Israel’s Foreign Ministry Director-General Alon Ushpiz visited Bahrain on Wednesday for a series of talks, in the latest move of normalization between the two sides.
Ushpiz is heading an Israeli delegation that will participate in the second bilateral steering committee meeting between the two sides.
The first meeting was held in the Zionist entity last August.
In Manama, Ushpiz is also scheduled to meet with Bahrain’s Foreign Minister Abullatif bin Rashid Al Zayani and Undersecretary for Political Affairs Sheikh Abdulla Al Khalifa, Israeli media reported.
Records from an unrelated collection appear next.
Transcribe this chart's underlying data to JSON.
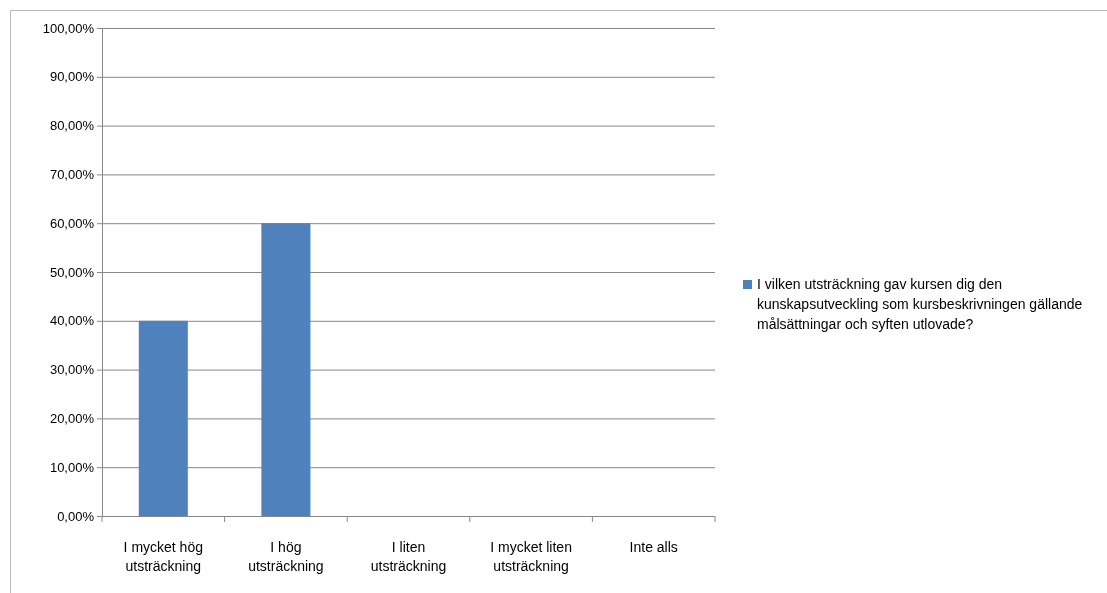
{
  "chart_data": {
    "type": "bar",
    "categories": [
      "I mycket hög utsträckning",
      "I hög utsträckning",
      "I liten utsträckning",
      "I mycket liten utsträckning",
      "Inte alls"
    ],
    "series": [
      {
        "name": "I vilken utsträckning gav kursen dig den kunskapsutveckling som kursbeskrivningen gällande målsättningar och syften utlovade?",
        "color": "#4f81bd",
        "values": [
          40,
          60,
          0,
          0,
          0
        ]
      }
    ],
    "ylim": [
      0,
      100
    ],
    "yticks": [
      {
        "value": 0,
        "label": "0,00%"
      },
      {
        "value": 10,
        "label": "10,00%"
      },
      {
        "value": 20,
        "label": "20,00%"
      },
      {
        "value": 30,
        "label": "30,00%"
      },
      {
        "value": 40,
        "label": "40,00%"
      },
      {
        "value": 50,
        "label": "50,00%"
      },
      {
        "value": 60,
        "label": "60,00%"
      },
      {
        "value": 70,
        "label": "70,00%"
      },
      {
        "value": 80,
        "label": "80,00%"
      },
      {
        "value": 90,
        "label": "90,00%"
      },
      {
        "value": 100,
        "label": "100,00%"
      }
    ],
    "grid": "y",
    "legend": "right"
  }
}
During Prime Minister Naftali Bennett’s visit to Bahrain in February, the two sides agreed on a 10-year bilateral plan called “The Joint Warm Peace Strategy” to deepen relations, officially signed during the so-called Negev Summit in March.
Bahrain, along with the United Arab Emirates, signed a peace pact with the Tel Aviv regime in a ceremony hosted by then US president Donald Trump at the White House in September 2020. Sudan and Morocco followed suit later in the year and inked similar US-brokered normalization deals with the occupying regime.
The agreements sparked outrage among Arab and Muslim countries, with governments of Iran, Syria, Lebanon, Iraq, Qatar, and Kuwait slamming them and expressing their unwavering support for the Palestinian cause.
Last week, Iraq’s parliament passed a law making it illegal for the country to ever normalize its relations with the Israeli regime.